On peut biffer de cette liste Stephenson, puisque Vegas a toutes les raisons d’aspirer aux grands honneurs. Idem pour les Canucks de Vancouver, comeneurs du classement général, qui souhaiteront garder Blueger, en toute logique. Stamkos ne sera pas échangé, a clairement dit le DG du Lightning, Julien BriseBois, à son bilan de mi-saison, et « ça ne changera pas sous aucune circonstance d’ici à la date limite des transactions ».

De neuf, nous voici donc à six. St. Louis est actuellement une des deux équipes repêchées (« wild card ») dans l’Ouest ; Nashville et Seattle sont ses deux plus proches poursuivants. Donc les cas de Sundqvist, Novak et Wennberg demeurent en suspens, tout comme celui de Lindholm.

Comme purs joueurs de location dans des équipes sorties de la course, il ne reste donc que Henrique et Monahan.

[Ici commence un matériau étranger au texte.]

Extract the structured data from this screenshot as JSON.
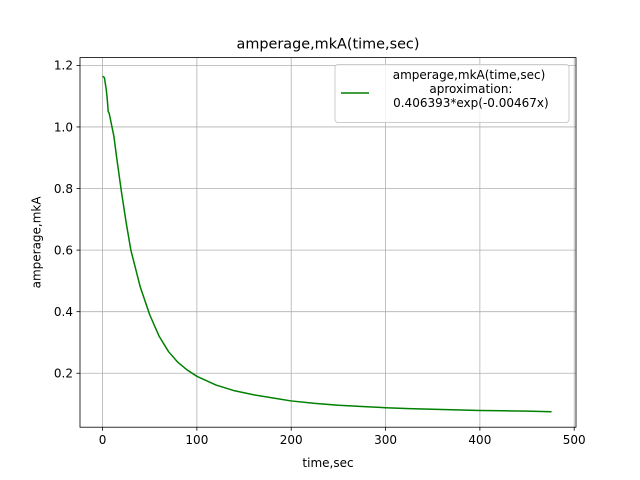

À un salaire de 1,985 million, Monahan est plus facile à glisser sous la masse salariale.

Tout cela n’assure cependant pas Kent Hughes de rouler un homologue X dans la farine. D’une part, les DG sont créatifs et peuvent chercher des aménagements pour élargir le champ de recherche, par exemple en visant des joueurs avec une autre saison ou deux de contrat.

D’autre part, certains aspirants ne sont pas des acheteurs pour autant, du moins pas pour des joueurs du calibre de Monahan, parce que leur banque d’espoirs ou de choix au repêchage est à sec. On peut penser aux deux équipes floridiennes, le Lightning de Tampa Bay et les Panthers de la Floride, qui ont déjà cédé leurs choix de premier tour de 2024 et 2025.

C’est sans oublier les préférences de Monahan, s’il décide d’exclure certaines destinations, et l’état des relations de Hughes et Jeff Gorton avec leurs rivaux. Les Rangers, par exemple, ont besoin d’aide au centre avec la perte de Filip Chytil, mais la façon dont a pris fin le séjour de Gorton à New York incite à réfléchir.

Mais bon, comme dans la vie en général, tout est une question de prix, car tout le monde a un prix, comme le disait autrefois le « millionnaire du ring », Ted DiBiase.